AMHERST, N.S. – A group of Cumberland County teachers are on their way to Halifax to participate in a massive demonstration against the provincial government.

Two busloads, carrying approximately 125 teachers, left the Amherst Centre Mall parking lot to participate in the rally that will include teachers from across Nova Scotia.

When you walk away from your job every day with the feeling you couldn’t do this, this and this, it’s a feeling that’s so discouraging and so hard on your mental wellness. Teachers are feeling the pressure of dropping balls every day. The system has been broken for every year and is now in a position of crisis, Wade VanSnick, Cumberland NSTU president

Another 125 or so teachers are expected to rally between noon and 3 p.m. today at the Knights of Columbus Hall on Robie Street in Amherst.

The teachers are participating in a one-day strike as the provincial government forces through legislation that will impose a contract on them after teachers rejected the last proposed contract just over a week ago.

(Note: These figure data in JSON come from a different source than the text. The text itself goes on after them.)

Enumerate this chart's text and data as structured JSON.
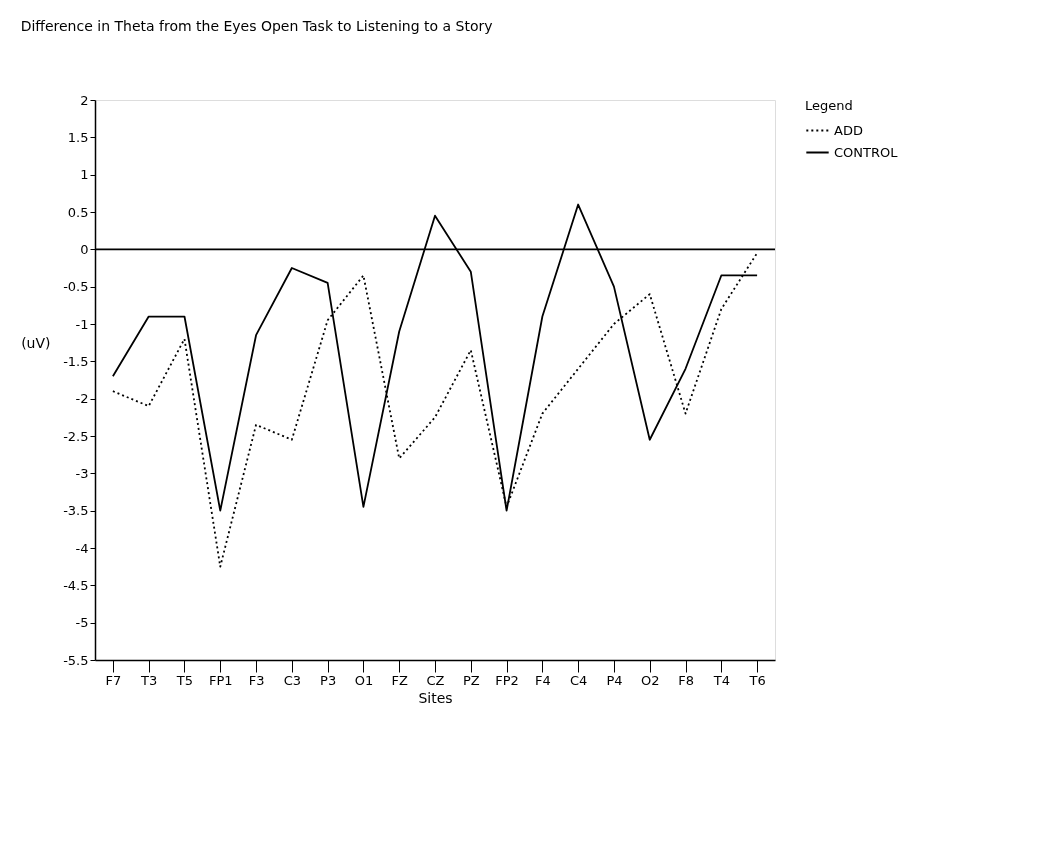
{
  "chart_data": {
    "type": "line",
    "title": "Difference in Theta from the Eyes Open Task to Listening to a Story",
    "xlabel": "Sites",
    "ylabel": "(uV)",
    "legend_title": "Legend",
    "categories": [
      "F7",
      "T3",
      "T5",
      "FP1",
      "F3",
      "C3",
      "P3",
      "O1",
      "FZ",
      "CZ",
      "PZ",
      "FP2",
      "F4",
      "C4",
      "P4",
      "O2",
      "F8",
      "T4",
      "T6"
    ],
    "series": [
      {
        "name": "ADD",
        "color": "#000000",
        "line_style": "dotted",
        "values": [
          -1.9,
          -2.1,
          -1.2,
          -4.25,
          -2.35,
          -2.55,
          -0.95,
          -0.35,
          -2.8,
          -2.25,
          -1.35,
          -3.45,
          -2.2,
          -1.6,
          -1.0,
          -0.6,
          -2.2,
          -0.8,
          -0.05
        ]
      },
      {
        "name": "CONTROL",
        "color": "#000000",
        "line_style": "solid",
        "values": [
          -1.7,
          -0.9,
          -0.9,
          -3.5,
          -1.15,
          -0.25,
          -0.45,
          -3.45,
          -1.1,
          0.45,
          -0.3,
          -3.5,
          -0.9,
          0.6,
          -0.5,
          -2.55,
          -1.6,
          -0.35,
          -0.35
        ]
      }
    ],
    "ylim": [
      -5.5,
      2
    ],
    "yticks": [
      -5.5,
      -5,
      -4.5,
      -4,
      -3.5,
      -3,
      -2.5,
      -2,
      -1.5,
      -1,
      -0.5,
      0,
      0.5,
      1,
      1.5,
      2
    ],
    "ref_lines": [
      {
        "axis": "y",
        "value": 0,
        "color": "#000000"
      }
    ],
    "grid": false,
    "legend": "right",
    "marker": "none"
  }
}
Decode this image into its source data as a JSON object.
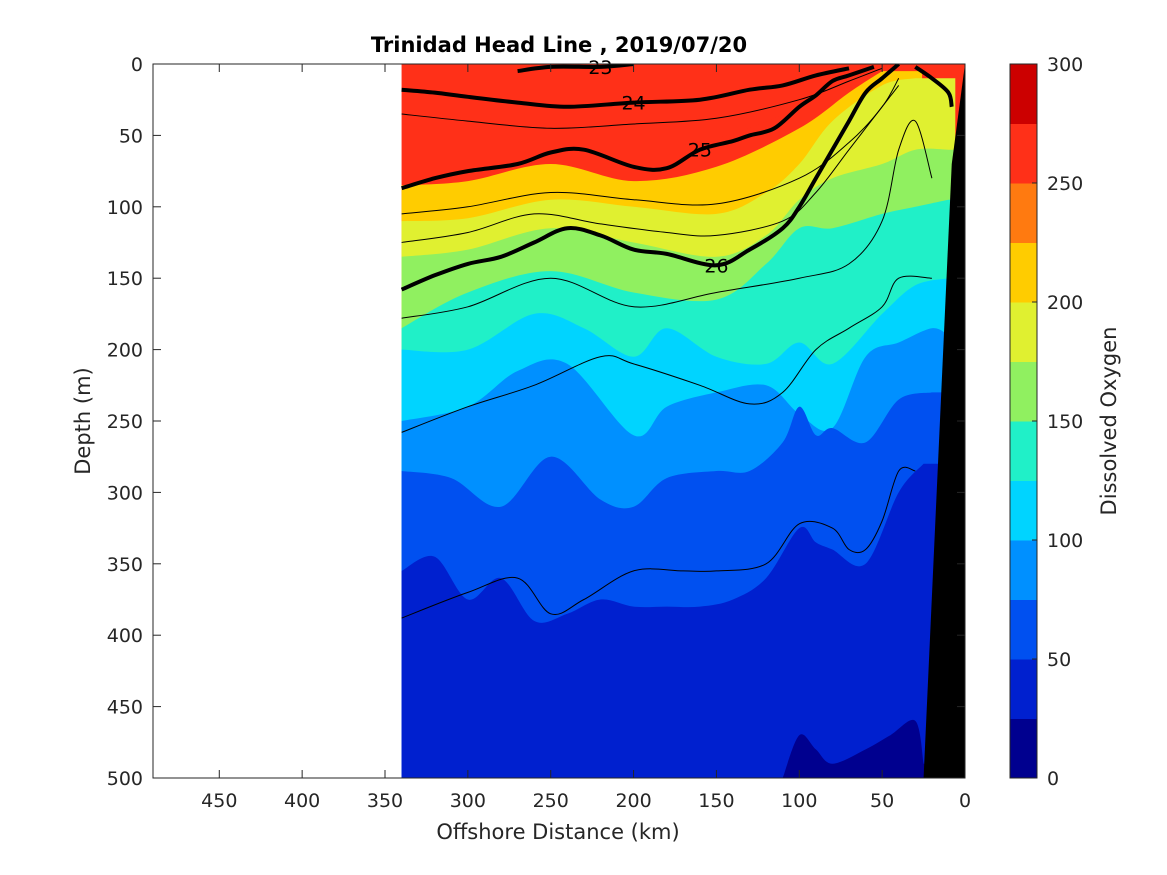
{
  "chart_data": {
    "type": "heatmap",
    "title": "Trinidad Head Line , 2019/07/20",
    "xlabel": "Offshore Distance (km)",
    "ylabel": "Depth (m)",
    "xlim": [
      490,
      0
    ],
    "ylim": [
      500,
      0
    ],
    "x_reversed": true,
    "y_reversed": true,
    "x_ticks": [
      "450",
      "400",
      "350",
      "300",
      "250",
      "200",
      "150",
      "100",
      "50",
      "0"
    ],
    "y_ticks": [
      "0",
      "50",
      "100",
      "150",
      "200",
      "250",
      "300",
      "350",
      "400",
      "450",
      "500"
    ],
    "data_extent_km": [
      340,
      0
    ],
    "colorbar": {
      "label": "Dissolved Oxygen",
      "range": [
        0,
        300
      ],
      "ticks": [
        "300",
        "250",
        "200",
        "150",
        "100",
        "50",
        "0"
      ],
      "levels": [
        0,
        25,
        50,
        75,
        100,
        125,
        150,
        175,
        200,
        225,
        250,
        275,
        300
      ],
      "colors": [
        "#00008f",
        "#0020cf",
        "#0050f0",
        "#0090ff",
        "#00d4ff",
        "#20f0c8",
        "#90f060",
        "#e0f030",
        "#ffcc00",
        "#ff7a10",
        "#ff3018",
        "#cc0000"
      ]
    },
    "oxygen_boundaries": [
      {
        "level": 275,
        "x": [
          300,
          250,
          200,
          150,
          100,
          70
        ],
        "depth": [
          70,
          58,
          60,
          52,
          30,
          5
        ]
      },
      {
        "level": 225,
        "x": [
          340,
          300,
          250,
          200,
          150,
          100,
          70,
          50
        ],
        "depth": [
          85,
          82,
          70,
          82,
          72,
          45,
          20,
          5
        ]
      },
      {
        "level": 200,
        "x": [
          340,
          300,
          250,
          200,
          150,
          120,
          100,
          80,
          50,
          30
        ],
        "depth": [
          110,
          108,
          95,
          100,
          105,
          90,
          70,
          40,
          15,
          10
        ]
      },
      {
        "level": 175,
        "x": [
          340,
          300,
          250,
          200,
          150,
          120,
          100,
          80,
          50,
          30,
          10
        ],
        "depth": [
          135,
          130,
          115,
          125,
          135,
          120,
          95,
          80,
          70,
          60,
          60
        ]
      },
      {
        "level": 150,
        "x": [
          340,
          300,
          250,
          200,
          150,
          120,
          100,
          80,
          50,
          30,
          10
        ],
        "depth": [
          185,
          160,
          145,
          160,
          165,
          140,
          115,
          115,
          105,
          100,
          95
        ]
      },
      {
        "level": 125,
        "x": [
          340,
          300,
          260,
          230,
          200,
          180,
          150,
          120,
          100,
          80,
          50,
          30,
          10
        ],
        "depth": [
          200,
          200,
          175,
          185,
          205,
          185,
          205,
          210,
          195,
          210,
          175,
          155,
          150
        ]
      },
      {
        "level": 100,
        "x": [
          340,
          300,
          270,
          240,
          200,
          180,
          150,
          120,
          100,
          80,
          60,
          40,
          20,
          10
        ],
        "depth": [
          250,
          240,
          215,
          210,
          260,
          240,
          230,
          225,
          245,
          255,
          205,
          195,
          185,
          190
        ]
      },
      {
        "level": 75,
        "x": [
          340,
          310,
          280,
          250,
          220,
          200,
          180,
          150,
          130,
          110,
          100,
          90,
          80,
          60,
          40,
          20
        ],
        "depth": [
          285,
          290,
          310,
          275,
          305,
          310,
          290,
          285,
          285,
          265,
          240,
          260,
          255,
          265,
          235,
          230
        ]
      },
      {
        "level": 50,
        "x": [
          340,
          320,
          300,
          280,
          260,
          240,
          220,
          200,
          180,
          160,
          140,
          120,
          100,
          90,
          80,
          60,
          40,
          25
        ],
        "depth": [
          355,
          345,
          375,
          360,
          390,
          385,
          375,
          380,
          380,
          380,
          375,
          360,
          325,
          335,
          340,
          350,
          300,
          280
        ]
      },
      {
        "level": 25,
        "x": [
          110,
          100,
          90,
          80,
          60,
          45,
          30,
          25
        ],
        "depth": [
          500,
          470,
          480,
          490,
          480,
          470,
          460,
          490
        ]
      }
    ],
    "density_contours": [
      {
        "label": "23",
        "bold": true,
        "x": [
          270,
          250,
          220,
          200
        ],
        "depth": [
          5,
          2,
          2,
          0
        ]
      },
      {
        "label": "24",
        "bold": true,
        "x": [
          340,
          320,
          300,
          270,
          240,
          200,
          160,
          130,
          110,
          90,
          70
        ],
        "depth": [
          18,
          20,
          23,
          27,
          30,
          27,
          25,
          18,
          15,
          8,
          3
        ]
      },
      {
        "label": "25",
        "bold": true,
        "x": [
          340,
          320,
          300,
          270,
          250,
          230,
          200,
          180,
          160,
          140,
          130,
          115,
          100,
          90,
          80,
          70,
          55
        ],
        "depth": [
          87,
          80,
          75,
          70,
          62,
          60,
          72,
          73,
          60,
          54,
          50,
          45,
          30,
          22,
          12,
          8,
          2
        ]
      },
      {
        "label": "26",
        "bold": true,
        "x": [
          340,
          320,
          300,
          280,
          260,
          240,
          220,
          200,
          180,
          150,
          130,
          110,
          100,
          90,
          80,
          70,
          60,
          50,
          40
        ],
        "depth": [
          158,
          148,
          140,
          135,
          125,
          115,
          120,
          130,
          133,
          141,
          130,
          115,
          100,
          80,
          60,
          40,
          20,
          10,
          0
        ]
      },
      {
        "label": "",
        "bold": true,
        "x": [
          30,
          20,
          10,
          8
        ],
        "depth": [
          2,
          10,
          20,
          30
        ]
      },
      {
        "label": "",
        "bold": false,
        "x": [
          340,
          300,
          250,
          200,
          150,
          100,
          70,
          50
        ],
        "depth": [
          35,
          40,
          45,
          42,
          38,
          25,
          12,
          3
        ]
      },
      {
        "label": "",
        "bold": false,
        "x": [
          340,
          300,
          250,
          200,
          150,
          100,
          70,
          50,
          40
        ],
        "depth": [
          105,
          100,
          90,
          95,
          98,
          80,
          55,
          30,
          10
        ]
      },
      {
        "label": "",
        "bold": false,
        "x": [
          340,
          300,
          260,
          220,
          180,
          150,
          110,
          90,
          70,
          50,
          40
        ],
        "depth": [
          125,
          118,
          105,
          112,
          118,
          120,
          110,
          90,
          60,
          30,
          15
        ]
      },
      {
        "label": "",
        "bold": false,
        "x": [
          340,
          300,
          250,
          200,
          150,
          100,
          70,
          50,
          40,
          30,
          20
        ],
        "depth": [
          178,
          170,
          150,
          170,
          160,
          150,
          140,
          110,
          60,
          40,
          80
        ]
      },
      {
        "label": "",
        "bold": false,
        "x": [
          340,
          300,
          260,
          220,
          200,
          160,
          130,
          110,
          90,
          70,
          50,
          40,
          20
        ],
        "depth": [
          258,
          240,
          225,
          205,
          210,
          225,
          238,
          230,
          200,
          185,
          170,
          150,
          150
        ]
      },
      {
        "label": "",
        "bold": false,
        "x": [
          340,
          300,
          270,
          250,
          230,
          200,
          170,
          150,
          120,
          100,
          80,
          70,
          60,
          50,
          40,
          30
        ],
        "depth": [
          388,
          370,
          360,
          385,
          375,
          355,
          355,
          355,
          350,
          322,
          325,
          340,
          340,
          320,
          285,
          285
        ]
      }
    ]
  }
}
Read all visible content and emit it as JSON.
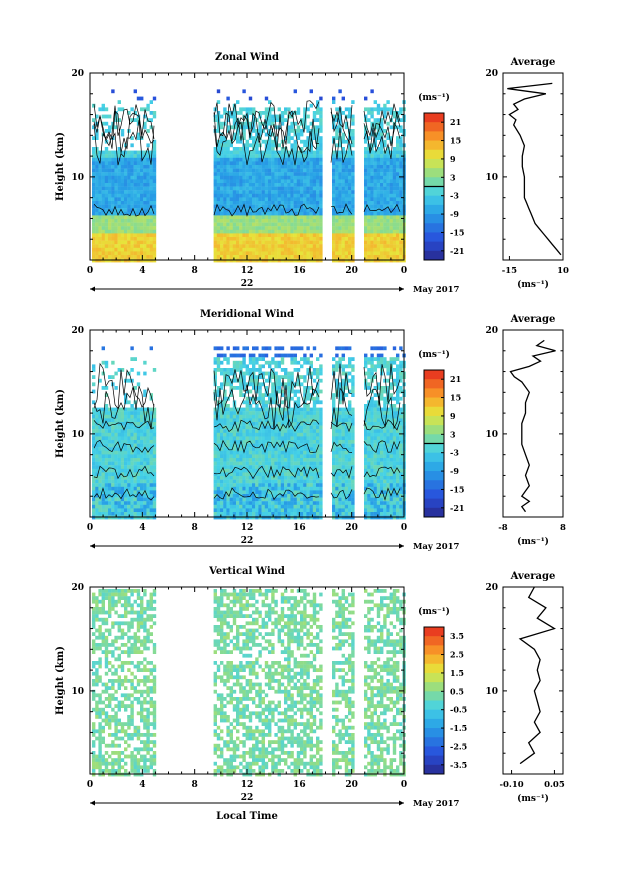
{
  "figure": {
    "xlabel": "Local Time",
    "date_label": "May 2017",
    "unit_label": "(ms⁻¹)",
    "avg_title": "Average",
    "avg_unit_label": "(ms⁻¹)"
  },
  "chart_data": [
    {
      "type": "heatmap",
      "title": "Zonal Wind",
      "ylabel": "Height (km)",
      "xlabel": "Local Time",
      "x_tick_labels": [
        "0",
        "4",
        "8",
        "12",
        "16",
        "20",
        "0"
      ],
      "x_range_hours": [
        0,
        24
      ],
      "day_label": "22",
      "y_ticks": [
        10,
        20
      ],
      "ylim": [
        2,
        20
      ],
      "colorbar": {
        "unit": "(ms⁻¹)",
        "ticks": [
          21,
          15,
          9,
          3,
          -3,
          -9,
          -15,
          -21
        ],
        "range": [
          -24,
          24
        ],
        "zero_contour": true
      },
      "data_gaps_hours": [
        [
          5.0,
          9.4
        ],
        [
          17.6,
          18.4
        ],
        [
          20.2,
          20.8
        ]
      ],
      "profile": {
        "title": "Average",
        "unit": "(ms⁻¹)",
        "x_tick_labels": [
          "-15",
          "10"
        ],
        "x_ticks": [
          -15,
          10
        ],
        "xlim": [
          -18,
          10
        ],
        "y_ticks": [
          10,
          20
        ],
        "ylim": [
          2,
          20
        ],
        "height_km": [
          2.5,
          3.0,
          3.5,
          4.0,
          4.5,
          5.0,
          5.5,
          6.0,
          6.5,
          7.0,
          7.5,
          8.0,
          9.0,
          10.0,
          11.0,
          12.0,
          13.0,
          14.0,
          15.0,
          15.5,
          16.0,
          16.5,
          17.0,
          17.5,
          18.0,
          18.5,
          19.0
        ],
        "wind_ms": [
          9,
          7,
          5,
          3,
          1,
          -1,
          -3,
          -4,
          -5,
          -6,
          -7,
          -8,
          -8,
          -8,
          -9,
          -9,
          -8,
          -10,
          -13,
          -12,
          -15,
          -11,
          -13,
          -8,
          2,
          -16,
          5
        ]
      }
    },
    {
      "type": "heatmap",
      "title": "Meridional Wind",
      "ylabel": "Height (km)",
      "xlabel": "Local Time",
      "x_tick_labels": [
        "0",
        "4",
        "8",
        "12",
        "16",
        "20",
        "0"
      ],
      "x_range_hours": [
        0,
        24
      ],
      "day_label": "22",
      "y_ticks": [
        10,
        20
      ],
      "ylim": [
        2,
        20
      ],
      "colorbar": {
        "unit": "(ms⁻¹)",
        "ticks": [
          21,
          15,
          9,
          3,
          -3,
          -9,
          -15,
          -21
        ],
        "range": [
          -24,
          24
        ],
        "zero_contour": true
      },
      "data_gaps_hours": [
        [
          5.0,
          9.4
        ],
        [
          17.6,
          18.4
        ],
        [
          20.2,
          20.8
        ]
      ],
      "profile": {
        "title": "Average",
        "unit": "(ms⁻¹)",
        "x_tick_labels": [
          "-8",
          "8"
        ],
        "x_ticks": [
          -8,
          8
        ],
        "xlim": [
          -8,
          8
        ],
        "y_ticks": [
          10,
          20
        ],
        "ylim": [
          2,
          20
        ],
        "height_km": [
          2.5,
          3.0,
          3.5,
          4.0,
          4.5,
          5.0,
          6.0,
          7.0,
          8.0,
          9.0,
          10.0,
          11.0,
          12.0,
          13.0,
          14.0,
          15.0,
          15.5,
          16.0,
          16.5,
          17.0,
          17.5,
          18.0,
          18.5,
          19.0
        ],
        "wind_ms": [
          -2,
          -3,
          -1,
          -3,
          -2,
          -1,
          -2,
          -1,
          -2,
          -3,
          -3,
          -3,
          -2,
          -2,
          -1,
          -3,
          -5,
          -6,
          -1,
          2,
          0,
          6,
          1,
          3
        ]
      }
    },
    {
      "type": "heatmap",
      "title": "Vertical Wind",
      "ylabel": "Height (km)",
      "xlabel": "Local Time",
      "x_tick_labels": [
        "0",
        "4",
        "8",
        "12",
        "16",
        "20",
        "0"
      ],
      "x_range_hours": [
        0,
        24
      ],
      "day_label": "22",
      "y_ticks": [
        10,
        20
      ],
      "ylim": [
        2,
        20
      ],
      "colorbar": {
        "unit": "(ms⁻¹)",
        "ticks": [
          3.5,
          2.5,
          1.5,
          0.5,
          -0.5,
          -1.5,
          -2.5,
          -3.5
        ],
        "range": [
          -4,
          4
        ],
        "zero_contour": false
      },
      "data_gaps_hours": [
        [
          5.0,
          9.4
        ],
        [
          17.6,
          18.4
        ],
        [
          20.2,
          20.8
        ]
      ],
      "profile": {
        "title": "Average",
        "unit": "(ms⁻¹)",
        "x_tick_labels": [
          "-0.10",
          "0.05"
        ],
        "x_ticks": [
          -0.1,
          0.05
        ],
        "xlim": [
          -0.13,
          0.08
        ],
        "y_ticks": [
          10,
          20
        ],
        "ylim": [
          2,
          20
        ],
        "height_km": [
          3,
          4,
          5,
          6,
          7,
          8,
          9,
          10,
          11,
          12,
          13,
          14,
          15,
          16,
          17,
          18,
          19,
          20
        ],
        "wind_ms": [
          -0.07,
          -0.02,
          -0.04,
          0.0,
          -0.02,
          0.0,
          -0.01,
          -0.02,
          0.0,
          -0.01,
          0.0,
          -0.02,
          -0.07,
          0.05,
          -0.01,
          0.02,
          -0.04,
          -0.02
        ]
      }
    }
  ]
}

“Today is a very sad day because we’re being told what we’re going to do and how we’re going to do it by this government which has no idea what’s going on in schools today. They think they’re the experts but they really don’t know what teachers are facing and what students are facing as well,” Cumberland NSTU Local president Wade VanSnick said.

VanSnick said teachers are rallying because government is taking away their collective rights. He said teachers have tried to bargain in good faith and for government to impose a contract is probably the most drastic thing it could do.

The local president said teachers in Cumberland County are unified. He said his membership is mystified by comments from both Premier Stephen McNeil and Cumberland North MLA that the classroom is suffering because of work-to-rule.

“Nothing could be further from the truth,” he said. “I was really disheartened by the fact that every time that was stated in the media, no one challenged the question by asking ‘Tell me, how were classrooms suffering’ because classrooms were actually far better off during work-to-rule than they’ve been the last number of years.”

Teachers, he said, found work-to-rule hard at first but after a few weeks they realized conditions were much better and they had more time to plan good lessons and teach without having 101 other balls in the air that they have to do at the same time.

While government has indicated the cost of giving teachers what they want is not possible, VanSnick said it can’t afford not to make the changes because the system is broken and children are the ones suffering.

“When you walk away from your job every day with the feeling you couldn’t do this, this and this, it’s a feeling that’s so discouraging and so hard on your mental wellness,” he said. “Teachers are feeling the pressure of dropping balls every day. The system has been broken for every year and is now in a position of crisis.”